Fifthly, the range of a particle is governed solely by its time in the air (time of flight), and its horizontal velocity.

Lastly, the time of flight for it to cover the complete range (i.e. from it being launched to it landing) will be twice the time it takes for the particle to reach its maximum height (which will be at a point equating to half the range).

So by recalling each of these, we can now solve the problem. To simplify things, we are going to invoke the symmetry of the arc, and only consider the motion from the second half of the arc (from the time after the coin has reached its highest point to its landing).

We know that the range \(R\) of the particle is equal to its horizontal velocity \(V_h\) times its time of flight (which we also recall is twice the time \(t\) it takes for the particle to reach its highest point from launch, or for it to fall to the ground from its highest point). We can therefore express that the half range \(R_{1/2}\) will be the product of the fall time from its highest point and the horizontal component or \[R_{1/2}=V_ht\]Now a particle at its highest point and falling under the acceleration of gravity, will have an initial vertical velocity of \(U_v=0\), and a vertical velocity of \(v_v\) at impact, which can be calculated from the equation of motion \[V_v=U_v+at\]Since \(U_v=0\) then the above simply becomes \[V_v=at\]

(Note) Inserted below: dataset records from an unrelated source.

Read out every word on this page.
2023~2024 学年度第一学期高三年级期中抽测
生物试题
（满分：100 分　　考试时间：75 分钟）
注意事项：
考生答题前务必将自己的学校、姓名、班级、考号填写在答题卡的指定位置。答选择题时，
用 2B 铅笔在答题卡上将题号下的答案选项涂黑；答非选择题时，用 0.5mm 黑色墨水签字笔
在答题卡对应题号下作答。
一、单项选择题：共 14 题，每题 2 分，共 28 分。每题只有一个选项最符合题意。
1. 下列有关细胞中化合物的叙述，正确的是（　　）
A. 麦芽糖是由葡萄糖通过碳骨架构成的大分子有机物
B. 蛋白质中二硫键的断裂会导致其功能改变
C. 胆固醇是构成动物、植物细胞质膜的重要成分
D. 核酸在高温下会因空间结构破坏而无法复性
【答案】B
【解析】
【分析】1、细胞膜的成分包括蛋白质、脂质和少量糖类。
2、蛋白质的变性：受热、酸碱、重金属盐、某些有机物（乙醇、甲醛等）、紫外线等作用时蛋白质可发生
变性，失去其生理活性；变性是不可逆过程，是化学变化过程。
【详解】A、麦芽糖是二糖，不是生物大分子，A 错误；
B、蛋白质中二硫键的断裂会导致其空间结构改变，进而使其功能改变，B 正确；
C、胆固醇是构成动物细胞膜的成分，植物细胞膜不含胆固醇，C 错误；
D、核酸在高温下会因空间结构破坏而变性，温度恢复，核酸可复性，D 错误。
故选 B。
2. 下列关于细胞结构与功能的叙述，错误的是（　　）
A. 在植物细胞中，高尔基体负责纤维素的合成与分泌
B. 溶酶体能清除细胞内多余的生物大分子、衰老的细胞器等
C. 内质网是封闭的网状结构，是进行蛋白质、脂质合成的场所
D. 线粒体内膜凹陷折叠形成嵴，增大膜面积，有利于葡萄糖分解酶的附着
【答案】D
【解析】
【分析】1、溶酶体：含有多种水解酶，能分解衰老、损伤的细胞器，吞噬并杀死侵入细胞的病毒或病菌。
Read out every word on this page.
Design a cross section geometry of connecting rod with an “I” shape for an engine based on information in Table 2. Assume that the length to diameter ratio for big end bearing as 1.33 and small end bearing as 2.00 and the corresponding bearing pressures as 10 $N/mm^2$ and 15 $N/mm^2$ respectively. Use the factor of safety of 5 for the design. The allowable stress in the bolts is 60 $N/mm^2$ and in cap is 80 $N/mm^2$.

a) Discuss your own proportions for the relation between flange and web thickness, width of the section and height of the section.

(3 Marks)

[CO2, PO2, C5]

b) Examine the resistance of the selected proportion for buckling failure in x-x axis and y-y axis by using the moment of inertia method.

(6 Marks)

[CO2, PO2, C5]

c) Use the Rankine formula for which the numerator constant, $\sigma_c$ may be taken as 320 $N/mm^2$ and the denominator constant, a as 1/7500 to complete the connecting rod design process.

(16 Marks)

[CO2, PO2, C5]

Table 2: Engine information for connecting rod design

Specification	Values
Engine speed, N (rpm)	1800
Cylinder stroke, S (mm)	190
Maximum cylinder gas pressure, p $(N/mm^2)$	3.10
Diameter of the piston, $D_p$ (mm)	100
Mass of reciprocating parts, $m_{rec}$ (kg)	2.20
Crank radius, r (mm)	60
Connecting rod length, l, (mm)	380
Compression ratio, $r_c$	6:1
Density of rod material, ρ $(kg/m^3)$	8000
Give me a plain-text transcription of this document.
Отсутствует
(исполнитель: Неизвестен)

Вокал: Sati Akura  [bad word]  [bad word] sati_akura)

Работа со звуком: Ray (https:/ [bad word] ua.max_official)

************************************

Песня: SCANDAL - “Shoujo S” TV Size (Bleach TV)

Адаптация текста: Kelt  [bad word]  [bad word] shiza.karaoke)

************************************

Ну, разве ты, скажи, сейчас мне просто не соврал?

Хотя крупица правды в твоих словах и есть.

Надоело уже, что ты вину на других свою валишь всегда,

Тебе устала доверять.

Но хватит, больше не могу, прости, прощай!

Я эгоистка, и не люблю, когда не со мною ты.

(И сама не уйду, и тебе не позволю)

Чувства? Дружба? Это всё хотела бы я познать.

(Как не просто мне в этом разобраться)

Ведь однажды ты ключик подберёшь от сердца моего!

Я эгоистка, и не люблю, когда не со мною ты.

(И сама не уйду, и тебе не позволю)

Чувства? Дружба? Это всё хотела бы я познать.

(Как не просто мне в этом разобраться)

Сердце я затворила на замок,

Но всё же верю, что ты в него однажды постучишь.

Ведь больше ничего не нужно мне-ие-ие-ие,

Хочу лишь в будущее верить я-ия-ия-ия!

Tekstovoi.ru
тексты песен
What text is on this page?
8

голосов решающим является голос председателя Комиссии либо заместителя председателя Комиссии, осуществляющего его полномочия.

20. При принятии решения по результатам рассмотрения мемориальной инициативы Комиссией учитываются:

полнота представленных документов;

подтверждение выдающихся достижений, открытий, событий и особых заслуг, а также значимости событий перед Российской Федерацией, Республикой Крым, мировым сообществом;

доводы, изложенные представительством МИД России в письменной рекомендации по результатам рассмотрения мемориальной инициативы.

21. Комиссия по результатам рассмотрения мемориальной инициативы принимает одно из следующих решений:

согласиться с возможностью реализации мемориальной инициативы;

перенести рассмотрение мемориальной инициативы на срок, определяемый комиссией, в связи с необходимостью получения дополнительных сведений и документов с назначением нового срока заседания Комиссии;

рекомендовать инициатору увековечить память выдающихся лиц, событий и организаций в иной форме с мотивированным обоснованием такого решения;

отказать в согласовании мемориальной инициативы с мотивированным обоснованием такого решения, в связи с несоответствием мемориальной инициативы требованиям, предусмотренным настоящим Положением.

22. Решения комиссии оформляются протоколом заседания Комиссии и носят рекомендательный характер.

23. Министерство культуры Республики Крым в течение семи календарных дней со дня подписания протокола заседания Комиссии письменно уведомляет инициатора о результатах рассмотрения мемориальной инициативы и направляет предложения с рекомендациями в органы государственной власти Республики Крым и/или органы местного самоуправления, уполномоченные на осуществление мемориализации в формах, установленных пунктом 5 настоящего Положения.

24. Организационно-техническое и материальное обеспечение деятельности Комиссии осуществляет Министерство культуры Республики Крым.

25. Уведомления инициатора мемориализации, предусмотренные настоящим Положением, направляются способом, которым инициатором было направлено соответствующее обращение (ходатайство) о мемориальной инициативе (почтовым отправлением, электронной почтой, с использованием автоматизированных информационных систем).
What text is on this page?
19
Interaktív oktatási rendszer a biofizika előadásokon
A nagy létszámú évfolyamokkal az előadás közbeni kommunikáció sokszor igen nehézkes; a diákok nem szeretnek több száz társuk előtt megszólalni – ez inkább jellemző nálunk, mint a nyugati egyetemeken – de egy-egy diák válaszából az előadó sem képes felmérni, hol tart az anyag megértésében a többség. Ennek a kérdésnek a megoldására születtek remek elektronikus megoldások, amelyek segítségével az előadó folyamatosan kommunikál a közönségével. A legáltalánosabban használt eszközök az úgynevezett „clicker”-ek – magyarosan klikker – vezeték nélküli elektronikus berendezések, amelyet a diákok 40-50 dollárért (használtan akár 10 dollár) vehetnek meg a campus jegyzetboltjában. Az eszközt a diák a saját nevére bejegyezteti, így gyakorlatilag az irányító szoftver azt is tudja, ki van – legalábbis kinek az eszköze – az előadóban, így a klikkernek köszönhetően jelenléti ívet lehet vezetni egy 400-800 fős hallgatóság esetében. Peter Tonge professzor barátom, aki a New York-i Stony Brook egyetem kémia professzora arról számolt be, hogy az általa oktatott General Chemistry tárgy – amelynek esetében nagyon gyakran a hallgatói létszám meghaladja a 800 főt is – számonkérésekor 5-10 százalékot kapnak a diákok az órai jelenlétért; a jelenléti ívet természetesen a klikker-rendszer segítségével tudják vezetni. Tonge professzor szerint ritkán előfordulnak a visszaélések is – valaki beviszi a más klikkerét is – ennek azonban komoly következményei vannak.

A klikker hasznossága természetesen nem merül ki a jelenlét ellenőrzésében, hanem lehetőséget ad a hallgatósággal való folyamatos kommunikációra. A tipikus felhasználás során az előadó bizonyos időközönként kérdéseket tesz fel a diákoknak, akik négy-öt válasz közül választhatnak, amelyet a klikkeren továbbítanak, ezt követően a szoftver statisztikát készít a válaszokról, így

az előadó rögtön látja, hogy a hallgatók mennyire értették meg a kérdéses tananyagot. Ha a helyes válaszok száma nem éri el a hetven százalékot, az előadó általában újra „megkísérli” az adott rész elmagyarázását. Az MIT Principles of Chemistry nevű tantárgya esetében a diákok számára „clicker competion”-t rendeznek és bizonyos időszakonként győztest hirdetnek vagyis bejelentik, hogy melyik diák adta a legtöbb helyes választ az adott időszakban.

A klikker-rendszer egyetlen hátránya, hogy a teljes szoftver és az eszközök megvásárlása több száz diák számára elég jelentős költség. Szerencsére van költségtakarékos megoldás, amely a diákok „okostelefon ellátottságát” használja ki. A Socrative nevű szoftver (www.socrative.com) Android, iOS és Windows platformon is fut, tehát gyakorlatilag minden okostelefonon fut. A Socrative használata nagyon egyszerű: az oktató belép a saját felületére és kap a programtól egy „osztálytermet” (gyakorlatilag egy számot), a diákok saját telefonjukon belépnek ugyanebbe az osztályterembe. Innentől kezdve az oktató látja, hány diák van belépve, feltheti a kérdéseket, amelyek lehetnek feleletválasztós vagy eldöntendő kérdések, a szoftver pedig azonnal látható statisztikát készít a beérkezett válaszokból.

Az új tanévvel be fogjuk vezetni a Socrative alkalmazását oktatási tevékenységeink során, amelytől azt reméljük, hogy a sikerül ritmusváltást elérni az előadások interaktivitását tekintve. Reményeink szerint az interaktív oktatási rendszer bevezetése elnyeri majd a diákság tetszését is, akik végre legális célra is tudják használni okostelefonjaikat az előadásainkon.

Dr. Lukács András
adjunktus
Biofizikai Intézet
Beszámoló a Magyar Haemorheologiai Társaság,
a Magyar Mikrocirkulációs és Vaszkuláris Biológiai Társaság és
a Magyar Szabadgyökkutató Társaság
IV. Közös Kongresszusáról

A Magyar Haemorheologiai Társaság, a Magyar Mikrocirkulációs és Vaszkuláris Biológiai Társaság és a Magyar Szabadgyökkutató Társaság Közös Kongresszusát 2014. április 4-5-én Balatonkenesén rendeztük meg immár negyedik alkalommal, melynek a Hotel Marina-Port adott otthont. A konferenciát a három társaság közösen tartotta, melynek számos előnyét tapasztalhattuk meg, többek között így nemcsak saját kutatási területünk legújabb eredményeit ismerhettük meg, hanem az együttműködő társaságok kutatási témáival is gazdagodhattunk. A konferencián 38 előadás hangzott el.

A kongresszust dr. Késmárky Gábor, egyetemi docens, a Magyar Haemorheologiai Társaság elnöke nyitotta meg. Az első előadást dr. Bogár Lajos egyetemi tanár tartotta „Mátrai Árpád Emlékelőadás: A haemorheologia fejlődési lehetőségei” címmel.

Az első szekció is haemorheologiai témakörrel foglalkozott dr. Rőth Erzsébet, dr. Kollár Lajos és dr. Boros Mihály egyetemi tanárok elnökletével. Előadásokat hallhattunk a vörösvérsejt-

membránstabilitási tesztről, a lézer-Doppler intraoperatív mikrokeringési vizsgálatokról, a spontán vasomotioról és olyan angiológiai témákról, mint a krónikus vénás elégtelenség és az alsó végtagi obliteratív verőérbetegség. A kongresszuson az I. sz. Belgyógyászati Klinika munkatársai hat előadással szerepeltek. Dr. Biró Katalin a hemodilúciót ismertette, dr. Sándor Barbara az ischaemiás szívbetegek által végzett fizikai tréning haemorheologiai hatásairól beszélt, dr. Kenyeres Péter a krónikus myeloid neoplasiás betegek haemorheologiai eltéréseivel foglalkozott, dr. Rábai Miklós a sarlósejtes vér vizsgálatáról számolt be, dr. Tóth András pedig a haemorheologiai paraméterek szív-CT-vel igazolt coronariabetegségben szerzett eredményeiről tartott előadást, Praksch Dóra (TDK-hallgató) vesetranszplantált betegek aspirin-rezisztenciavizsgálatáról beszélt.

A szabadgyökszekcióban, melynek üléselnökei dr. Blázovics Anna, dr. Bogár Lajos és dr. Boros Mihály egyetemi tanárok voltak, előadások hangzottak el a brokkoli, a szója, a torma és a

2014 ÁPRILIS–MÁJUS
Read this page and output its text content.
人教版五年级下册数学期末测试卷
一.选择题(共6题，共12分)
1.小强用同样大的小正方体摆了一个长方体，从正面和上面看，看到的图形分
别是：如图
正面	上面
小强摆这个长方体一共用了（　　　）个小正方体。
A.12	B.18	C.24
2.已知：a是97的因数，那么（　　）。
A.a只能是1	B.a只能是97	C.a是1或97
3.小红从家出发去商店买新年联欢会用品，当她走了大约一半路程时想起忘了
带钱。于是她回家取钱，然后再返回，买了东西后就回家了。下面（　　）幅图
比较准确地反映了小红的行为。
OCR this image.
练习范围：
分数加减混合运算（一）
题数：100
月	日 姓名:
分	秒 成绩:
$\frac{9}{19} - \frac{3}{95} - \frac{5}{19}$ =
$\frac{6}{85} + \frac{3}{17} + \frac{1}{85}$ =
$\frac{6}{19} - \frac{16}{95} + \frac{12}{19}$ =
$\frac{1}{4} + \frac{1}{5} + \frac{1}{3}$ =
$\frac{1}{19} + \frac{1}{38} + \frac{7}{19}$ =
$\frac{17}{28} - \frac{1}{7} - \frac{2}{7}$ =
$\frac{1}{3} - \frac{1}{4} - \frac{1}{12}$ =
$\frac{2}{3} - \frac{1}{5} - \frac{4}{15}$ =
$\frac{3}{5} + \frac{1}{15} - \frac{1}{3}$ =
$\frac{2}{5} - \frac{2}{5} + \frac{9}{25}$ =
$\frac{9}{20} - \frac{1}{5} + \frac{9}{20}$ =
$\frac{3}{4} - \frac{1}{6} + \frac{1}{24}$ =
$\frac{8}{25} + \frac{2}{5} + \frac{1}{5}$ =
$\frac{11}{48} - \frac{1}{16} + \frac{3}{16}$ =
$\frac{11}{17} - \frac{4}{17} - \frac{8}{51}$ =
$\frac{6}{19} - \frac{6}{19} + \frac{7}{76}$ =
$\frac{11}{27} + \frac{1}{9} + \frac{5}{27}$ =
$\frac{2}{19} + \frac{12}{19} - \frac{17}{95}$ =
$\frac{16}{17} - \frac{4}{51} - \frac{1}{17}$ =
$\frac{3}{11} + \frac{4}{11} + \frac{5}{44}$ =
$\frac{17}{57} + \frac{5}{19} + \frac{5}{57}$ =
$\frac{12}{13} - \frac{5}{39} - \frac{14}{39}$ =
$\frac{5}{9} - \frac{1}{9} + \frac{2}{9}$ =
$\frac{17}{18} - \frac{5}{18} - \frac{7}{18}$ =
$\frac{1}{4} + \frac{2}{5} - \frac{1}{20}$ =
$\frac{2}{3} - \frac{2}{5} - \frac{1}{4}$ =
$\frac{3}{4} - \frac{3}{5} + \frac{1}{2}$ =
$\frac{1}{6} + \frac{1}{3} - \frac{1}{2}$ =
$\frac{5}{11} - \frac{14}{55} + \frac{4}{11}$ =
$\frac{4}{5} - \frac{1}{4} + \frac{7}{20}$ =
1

If we now combine the range equation with the equation of motion to eliminate \(t\) to get \[V_v=a\frac{R_{1/2}}{V_h}\] or \[V_hV_v=aR_{1/2}\]

Now recall that because the launch angle is at 45 degrees, and hence the landing angle is the same, then the magnitude of the horizontal and vertical velocities at these points are equal i.e. \(V_v=V_h\) and the above becomes \[(V_h)^2=aR_{1/2}\] and hence \[V_h=\sqrt{aR_{1/2}}\]

So if the range is 300 m, then the half range \(R_{1/2}=150\) m, and taking \(a=9.81\) m/s\(^2\) we get that \(V_h=38.36\) m/s. But remember that this is the horizontal component, but it will also equal the vertical component. to find teh actual velocity of launch, we must recombine the two components, which can be done using Pythagoras, since the two velocities are at right angles to each other, with the combined velocity forming the hypotenuse of this right angled triangle. Therefore \[V=\sqrt{(V_h)^2+(V_v)^2}=\sqrt{2(V_h)^2}=\sqrt{2(38.36)^2}= 54.25\rm{m/s}\]

Judging by your answer, you appear to have worked through some of the physics correctly, but have misplaced a factor of 2 somewhere.